# to install LR/Mogrify what i need?



## mantra (Aug 16, 2008)

Hi
well i installed ,extract mogrify in my lightroom folder , i use lightroom 1.4.1

well i can see the in the export the mogrify panel

but there is a path where i have to indicate where ImageMagick is

now , what i need to download?

is there a imagemagick standalone exe , i mean a program of 8mb to download?

in short with file should i download?:roll::roll: to make it work
thanks
have a nice day


----------



## Brad Snyder (Aug 16, 2008)

Giovanni, go here:

http://www.imagemagick.org/script/binary-releases.php#windows

Scroll down to *bottom* of page. then download the top file. See attachment:


----------



## mantra (Aug 17, 2008)

Brad Snyder said:


> Giovanni, go here:
> 
> http://www.imagemagick.org/script/binary-releases.php#windows
> 
> Scroll down to *bottom* of page. then download the top file.

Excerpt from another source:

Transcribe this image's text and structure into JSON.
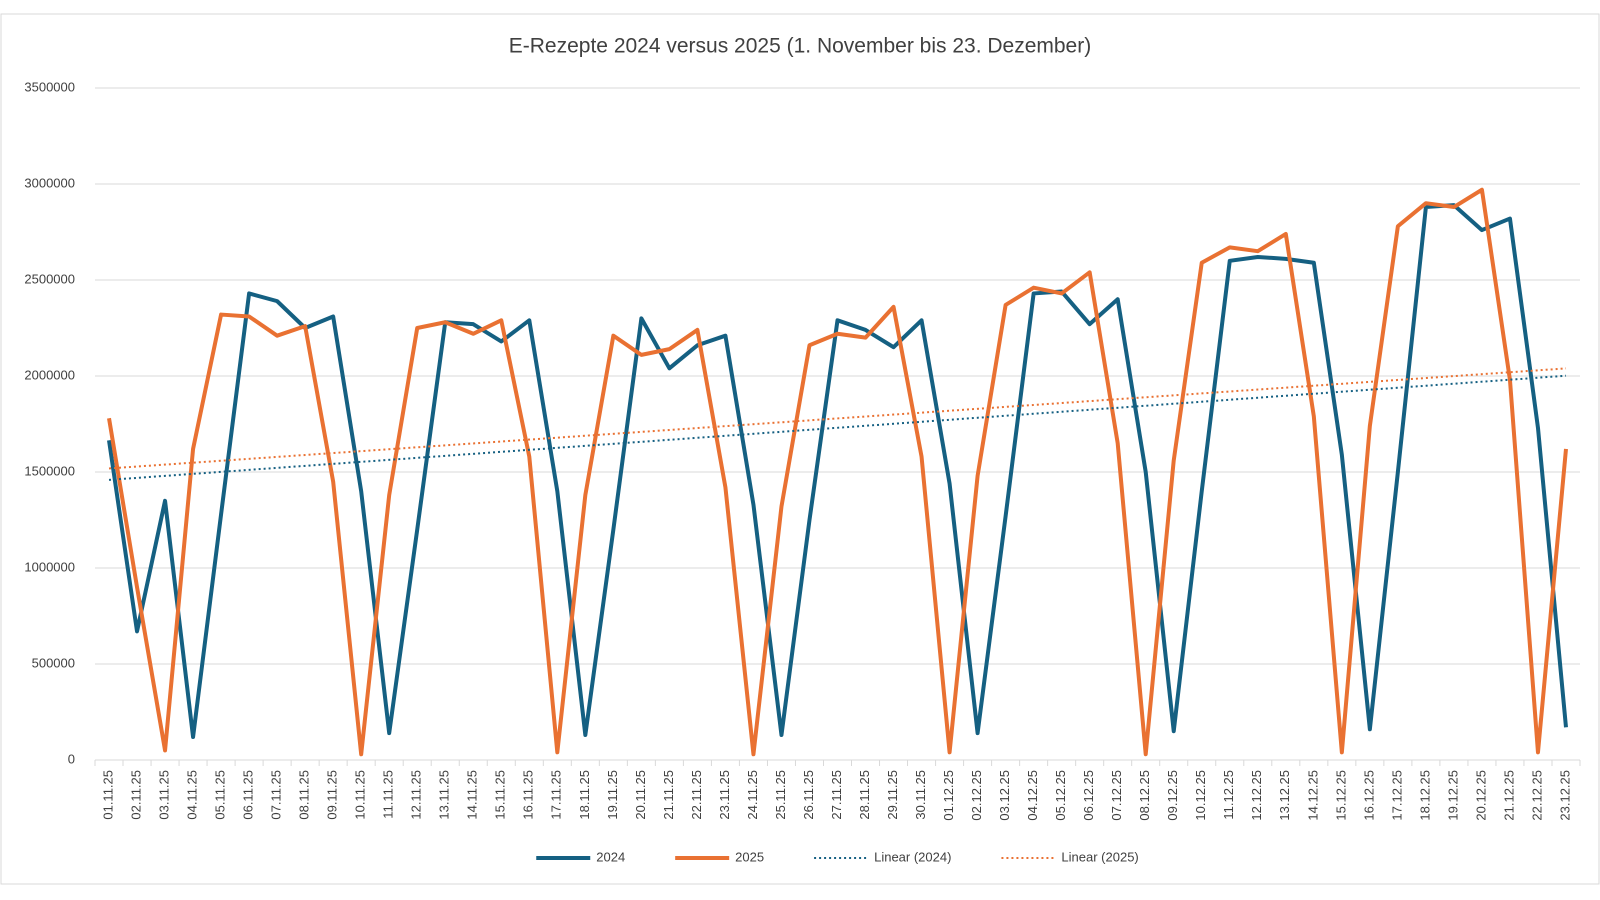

See attachment:



thanks
so do i need the all package (inside there a lof of files) ?
i guessed only the *exe


----------



## Brad Snyder (Aug 17, 2008)

Don't know, let us know what you find out.


----------



## tvds (Aug 21, 2008)

Just install it (so the exe).

I did it yesterday... or was it the day before.

Well anyhow, after installing you will have to point the plugin to the right mogrify directory / file.

Oh well, look at this post  
http://www.lightroomqueen.com/community/showthread.php?t=2749


----------